Como vai ser comemorado o Natal na casa de vocês?
O Natal para nossa família é um momento especial. Geralmente, estão as avós (os avôs são falecidos), tios, tias e primas. Natal com crianças fica mais especial ainda. Para os menores, que ainda acreditam em Papai Noel, fazemos muitas surpresas. Uma vez, deixamos uma bota preta na sala e a Clara acreditou que, na correria, o Papai Noel havia perdido. Incentivo as meninas a fazerem cartinhas com seus pedidos.

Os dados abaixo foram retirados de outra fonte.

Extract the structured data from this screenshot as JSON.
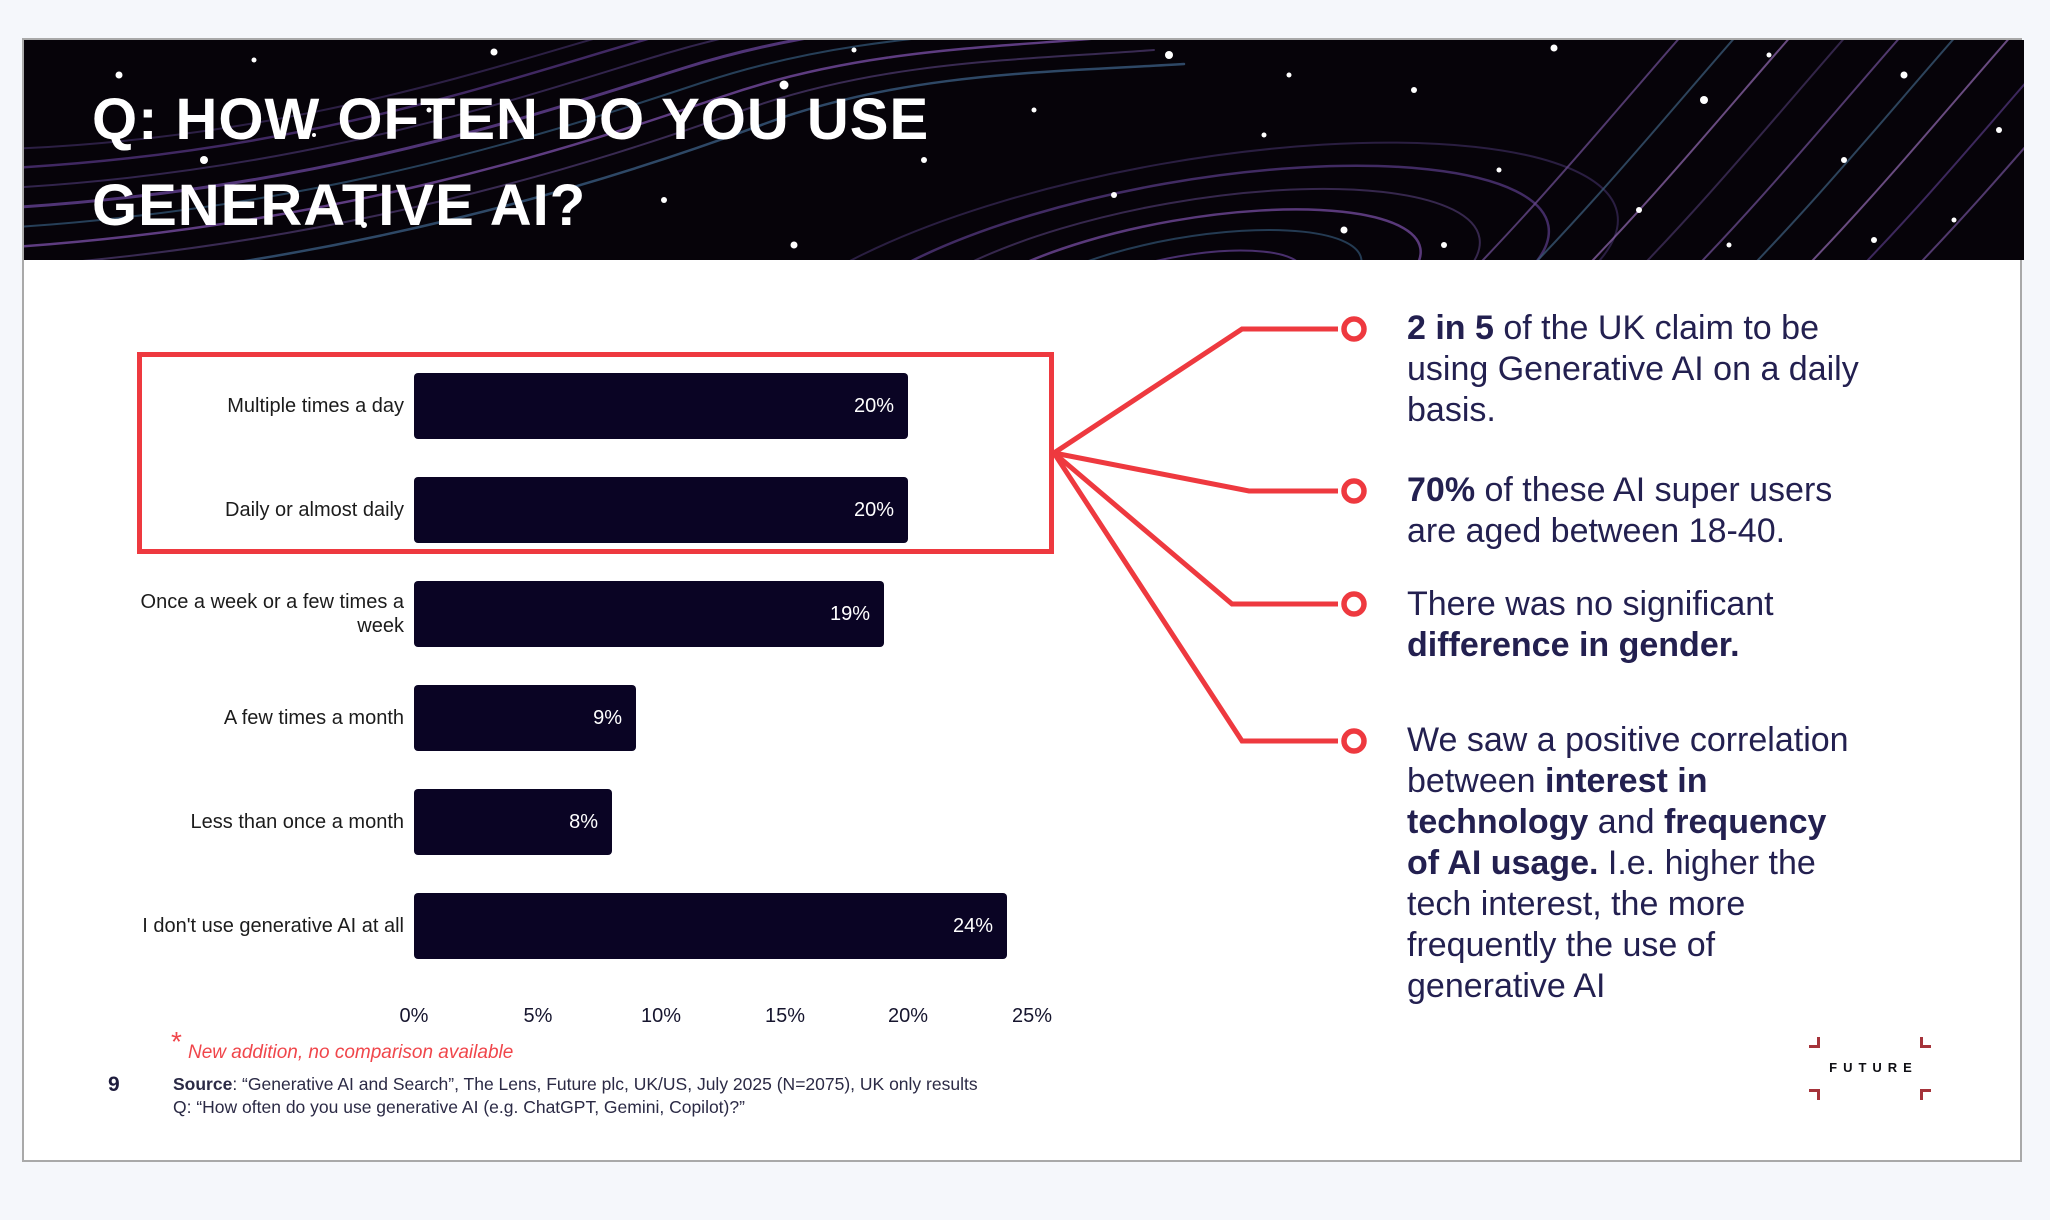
{
  "header": {
    "title_line1": "Q: HOW OFTEN DO YOU USE",
    "title_line2": "GENERATIVE AI?"
  },
  "chart_data": {
    "type": "bar",
    "orientation": "horizontal",
    "categories": [
      "Multiple times a day",
      "Daily or almost daily",
      "Once a week or a few times a week",
      "A few times a month",
      "Less than once a month",
      "I don't use generative AI at all"
    ],
    "values": [
      20,
      20,
      19,
      9,
      8,
      24
    ],
    "value_labels": [
      "20%",
      "20%",
      "19%",
      "9%",
      "8%",
      "24%"
    ],
    "x_ticks": [
      "0%",
      "5%",
      "10%",
      "15%",
      "20%",
      "25%"
    ],
    "xlim": [
      0,
      25
    ],
    "xlabel": "",
    "ylabel": "",
    "legend": "none",
    "grid": false,
    "bar_color": "#0a0424",
    "highlight_box_rows": [
      0,
      1
    ]
  },
  "annotations": [
    {
      "lines": [
        [
          {
            "t": "2 in 5",
            "b": true
          },
          {
            "t": " of the UK claim to be",
            "b": false
          }
        ],
        [
          {
            "t": "using Generative AI on a daily",
            "b": false
          }
        ],
        [
          {
            "t": "basis.",
            "b": false
          }
        ]
      ]
    },
    {
      "lines": [
        [
          {
            "t": "70%",
            "b": true
          },
          {
            "t": " of these AI super users",
            "b": false
          }
        ],
        [
          {
            "t": "are aged between 18-40.",
            "b": false
          }
        ]
      ]
    },
    {
      "lines": [
        [
          {
            "t": "There was no significant",
            "b": false
          }
        ],
        [
          {
            "t": "difference in gender.",
            "b": true
          }
        ]
      ]
    },
    {
      "lines": [
        [
          {
            "t": "We saw a positive correlation",
            "b": false
          }
        ],
        [
          {
            "t": "between ",
            "b": false
          },
          {
            "t": "interest in",
            "b": true
          }
        ],
        [
          {
            "t": "technology",
            "b": true
          },
          {
            "t": " and ",
            "b": false
          },
          {
            "t": "frequency",
            "b": true
          }
        ],
        [
          {
            "t": "of AI usage.",
            "b": true
          },
          {
            "t": " I.e. higher the",
            "b": false
          }
        ],
        [
          {
            "t": "tech interest, the more",
            "b": false
          }
        ],
        [
          {
            "t": "frequently the use of",
            "b": false
          }
        ],
        [
          {
            "t": "generative AI",
            "b": false
          }
        ]
      ]
    }
  ],
  "footnote": {
    "asterisk": "*",
    "text": "New addition, no comparison available"
  },
  "footer": {
    "page_number": "9",
    "source_label": "Source",
    "source_rest": ": “Generative AI and Search”, The Lens, Future plc, UK/US, July 2025 (N=2075), UK only results",
    "source_line2": "Q: “How often do you use generative AI (e.g. ChatGPT, Gemini, Copilot)?”"
  },
  "logo": {
    "text": "FUTURE"
  },
  "colors": {
    "accent_red": "#ee393f",
    "footnote_red": "#f0464b",
    "bar_navy": "#0a0424",
    "text_navy": "#232050",
    "logo_mark_red": "#a5333a"
  }
}
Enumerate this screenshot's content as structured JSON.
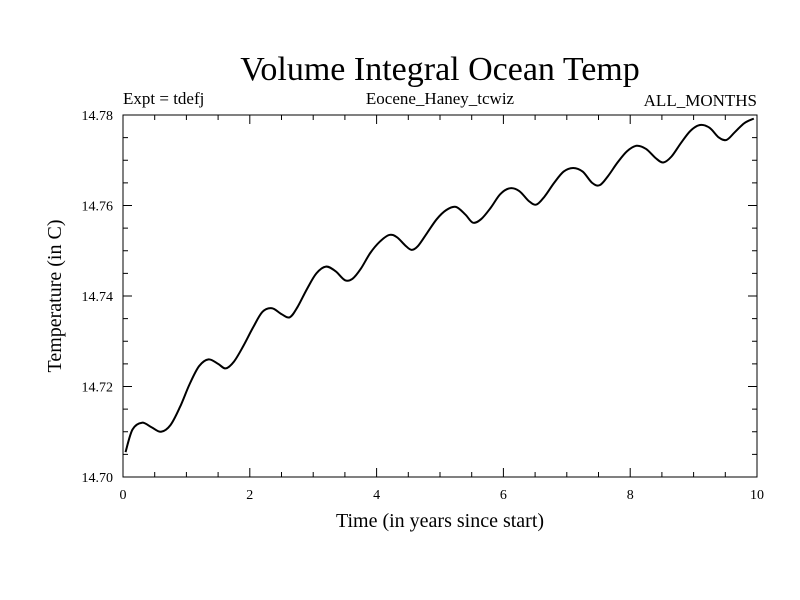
{
  "chart_data": {
    "type": "line",
    "title": "Volume Integral Ocean Temp",
    "subtitle_left": "Expt = tdefj",
    "subtitle_center": "Eocene_Haney_tcwiz",
    "subtitle_right": "ALL_MONTHS",
    "xlabel": "Time (in years since start)",
    "ylabel": "Temperature (in C)",
    "xlim": [
      0,
      10
    ],
    "ylim": [
      14.7,
      14.78
    ],
    "xticks": [
      0,
      2,
      4,
      6,
      8,
      10
    ],
    "xtick_labels": [
      "0",
      "2",
      "4",
      "6",
      "8",
      "10"
    ],
    "yticks": [
      14.7,
      14.72,
      14.74,
      14.76,
      14.78
    ],
    "ytick_labels": [
      "14.70",
      "14.72",
      "14.74",
      "14.76",
      "14.78"
    ],
    "grid": false,
    "line_color": "#000000",
    "series": [
      {
        "name": "Volume Integral Ocean Temp",
        "x": [
          0.04,
          0.15,
          0.3,
          0.45,
          0.6,
          0.75,
          0.9,
          1.05,
          1.2,
          1.35,
          1.5,
          1.62,
          1.75,
          1.9,
          2.05,
          2.2,
          2.35,
          2.5,
          2.63,
          2.75,
          2.9,
          3.05,
          3.2,
          3.35,
          3.5,
          3.62,
          3.75,
          3.9,
          4.05,
          4.2,
          4.32,
          4.45,
          4.55,
          4.65,
          4.8,
          4.95,
          5.1,
          5.25,
          5.4,
          5.52,
          5.65,
          5.8,
          5.95,
          6.1,
          6.25,
          6.4,
          6.52,
          6.65,
          6.8,
          6.95,
          7.1,
          7.25,
          7.4,
          7.52,
          7.65,
          7.8,
          7.95,
          8.1,
          8.25,
          8.4,
          8.52,
          8.65,
          8.8,
          8.95,
          9.1,
          9.25,
          9.4,
          9.52,
          9.65,
          9.8,
          9.95
        ],
        "y": [
          14.7055,
          14.7105,
          14.712,
          14.711,
          14.71,
          14.7115,
          14.7155,
          14.7205,
          14.7245,
          14.726,
          14.725,
          14.724,
          14.7255,
          14.729,
          14.733,
          14.7365,
          14.7373,
          14.736,
          14.7353,
          14.7375,
          14.7415,
          14.745,
          14.7465,
          14.7455,
          14.7435,
          14.7438,
          14.746,
          14.7495,
          14.752,
          14.7535,
          14.753,
          14.7512,
          14.7502,
          14.751,
          14.754,
          14.757,
          14.759,
          14.7597,
          14.758,
          14.7562,
          14.757,
          14.7595,
          14.7625,
          14.7638,
          14.7632,
          14.761,
          14.7602,
          14.762,
          14.765,
          14.7675,
          14.7683,
          14.7675,
          14.765,
          14.7645,
          14.7665,
          14.7695,
          14.772,
          14.7732,
          14.7725,
          14.7705,
          14.7695,
          14.7708,
          14.7738,
          14.7765,
          14.7778,
          14.7772,
          14.775,
          14.7745,
          14.7762,
          14.7782,
          14.7792
        ]
      }
    ]
  }
}
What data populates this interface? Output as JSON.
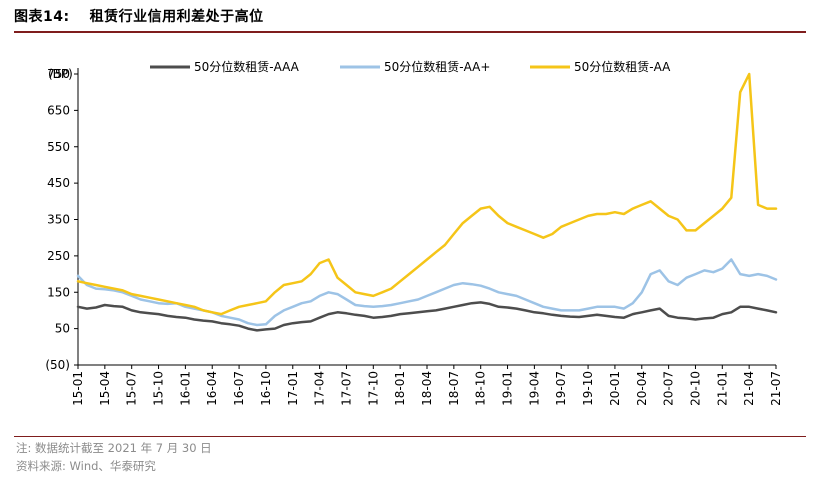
{
  "header": {
    "figure_label": "图表14:",
    "title": "租赁行业信用利差处于高位"
  },
  "footer": {
    "note": "注: 数据统计截至 2021 年 7 月 30 日",
    "source": "资料来源: Wind、华泰研究"
  },
  "chart_data": {
    "type": "line",
    "ylabel": "(BP)",
    "ylim": [
      -50,
      750
    ],
    "yticks": [
      -50,
      50,
      150,
      250,
      350,
      450,
      550,
      650,
      750
    ],
    "ytick_labels": [
      "(50)",
      "50",
      "150",
      "250",
      "350",
      "450",
      "550",
      "650",
      "750"
    ],
    "xtick_labels": [
      "15-01",
      "15-04",
      "15-07",
      "15-10",
      "16-01",
      "16-04",
      "16-07",
      "16-10",
      "17-01",
      "17-04",
      "17-07",
      "17-10",
      "18-01",
      "18-04",
      "18-07",
      "18-10",
      "19-01",
      "19-04",
      "19-07",
      "19-10",
      "20-01",
      "20-04",
      "20-07",
      "20-10",
      "21-01",
      "21-04",
      "21-07"
    ],
    "legend_position": "top",
    "grid": false,
    "x": [
      "15-01",
      "15-02",
      "15-03",
      "15-04",
      "15-05",
      "15-06",
      "15-07",
      "15-08",
      "15-09",
      "15-10",
      "15-11",
      "15-12",
      "16-01",
      "16-02",
      "16-03",
      "16-04",
      "16-05",
      "16-06",
      "16-07",
      "16-08",
      "16-09",
      "16-10",
      "16-11",
      "16-12",
      "17-01",
      "17-02",
      "17-03",
      "17-04",
      "17-05",
      "17-06",
      "17-07",
      "17-08",
      "17-09",
      "17-10",
      "17-11",
      "17-12",
      "18-01",
      "18-02",
      "18-03",
      "18-04",
      "18-05",
      "18-06",
      "18-07",
      "18-08",
      "18-09",
      "18-10",
      "18-11",
      "18-12",
      "19-01",
      "19-02",
      "19-03",
      "19-04",
      "19-05",
      "19-06",
      "19-07",
      "19-08",
      "19-09",
      "19-10",
      "19-11",
      "19-12",
      "20-01",
      "20-02",
      "20-03",
      "20-04",
      "20-05",
      "20-06",
      "20-07",
      "20-08",
      "20-09",
      "20-10",
      "20-11",
      "20-12",
      "21-01",
      "21-02",
      "21-03",
      "21-04",
      "21-05",
      "21-06",
      "21-07"
    ],
    "series": [
      {
        "name": "50分位数租赁-AAA",
        "color": "#4d4d4d",
        "values": [
          110,
          105,
          108,
          115,
          112,
          110,
          100,
          95,
          92,
          90,
          85,
          82,
          80,
          75,
          72,
          70,
          65,
          62,
          58,
          50,
          45,
          48,
          50,
          60,
          65,
          68,
          70,
          80,
          90,
          95,
          92,
          88,
          85,
          80,
          82,
          85,
          90,
          92,
          95,
          98,
          100,
          105,
          110,
          115,
          120,
          122,
          118,
          110,
          108,
          105,
          100,
          95,
          92,
          88,
          85,
          83,
          82,
          85,
          88,
          85,
          82,
          80,
          90,
          95,
          100,
          105,
          85,
          80,
          78,
          75,
          78,
          80,
          90,
          95,
          110,
          110,
          105,
          100,
          95
        ]
      },
      {
        "name": "50分位数租赁-AA+",
        "color": "#9dc3e6",
        "values": [
          195,
          170,
          160,
          158,
          155,
          150,
          140,
          130,
          125,
          120,
          118,
          120,
          110,
          105,
          100,
          95,
          85,
          80,
          75,
          65,
          60,
          62,
          85,
          100,
          110,
          120,
          125,
          140,
          150,
          145,
          130,
          115,
          112,
          110,
          112,
          115,
          120,
          125,
          130,
          140,
          150,
          160,
          170,
          175,
          172,
          168,
          160,
          150,
          145,
          140,
          130,
          120,
          110,
          105,
          100,
          100,
          100,
          105,
          110,
          110,
          110,
          105,
          120,
          150,
          200,
          210,
          180,
          170,
          190,
          200,
          210,
          205,
          215,
          240,
          200,
          195,
          200,
          195,
          185
        ]
      },
      {
        "name": "50分位数租赁-AA",
        "color": "#f5c518",
        "values": [
          180,
          175,
          170,
          165,
          160,
          155,
          145,
          140,
          135,
          130,
          125,
          120,
          115,
          110,
          100,
          95,
          90,
          100,
          110,
          115,
          120,
          125,
          150,
          170,
          175,
          180,
          200,
          230,
          240,
          190,
          170,
          150,
          145,
          140,
          150,
          160,
          180,
          200,
          220,
          240,
          260,
          280,
          310,
          340,
          360,
          380,
          385,
          360,
          340,
          330,
          320,
          310,
          300,
          310,
          330,
          340,
          350,
          360,
          365,
          365,
          370,
          365,
          380,
          390,
          400,
          380,
          360,
          350,
          320,
          320,
          340,
          360,
          380,
          410,
          700,
          750,
          390,
          380,
          380
        ]
      }
    ]
  }
}
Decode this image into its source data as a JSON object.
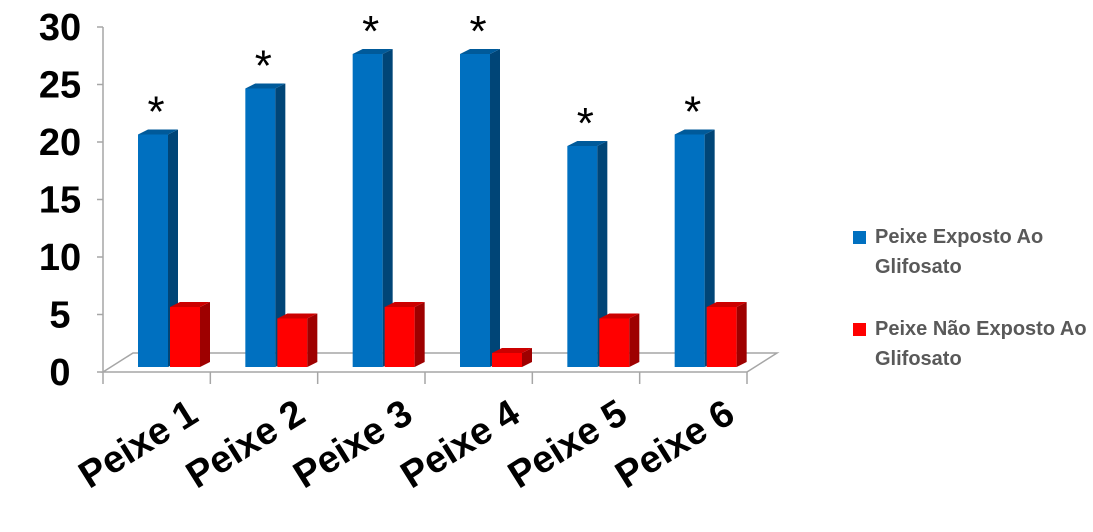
{
  "chart_data": {
    "type": "bar",
    "categories": [
      "Peixe 1",
      "Peixe 2",
      "Peixe 3",
      "Peixe 4",
      "Peixe 5",
      "Peixe 6"
    ],
    "series": [
      {
        "name": "Peixe Exposto Ao Glifosato",
        "values": [
          19,
          23,
          26,
          26,
          18,
          19
        ],
        "color": "#0070C0"
      },
      {
        "name": "Peixe Não Exposto Ao Glifosato",
        "values": [
          4,
          3,
          4,
          0,
          3,
          4
        ],
        "color": "#FF0000"
      }
    ],
    "annotations": [
      "*",
      "*",
      "*",
      "*",
      "*",
      "*"
    ],
    "yticks": [
      "0",
      "5",
      "10",
      "15",
      "20",
      "25",
      "30"
    ],
    "ylim": [
      0,
      30
    ],
    "legend_position": "right",
    "grid": false,
    "style": "3d-clustered-column"
  }
}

Neste ano,  me surpreendi quando a Maria disse que o mais importante para ela era o amor que o pai e as irmãs lhe davam e que isso era melhor do qualquer brinquedo. Fiquei tão emocionada! No dia 25, almoçamos todos juntos. Adoro preparar a mesa e as meninas me ajudam na decoração.

Que conselho da sua mãe você usa na educação das meninas?
Quando fui para o Japão trabalhar como modelo, eu tinha 17 anos. Minha mãe sempre confiou em mim e me incentivou a tomar decisões com base na minha educação e na vontade própria e não na influência de amigas. Ensino isso para as minhas filhas, a fazer o que o coração delas querem e não o que as amigas fazem. As crianças estão com pressa de crescer hoje em dia. Não é vergonha nenhuma brincar de boneca. Você tem que fazer o que você tem vontade, do seu jeito e no seu tempo. Tudo tem sua hora. Eu explico a importância de não precipitar as coisas.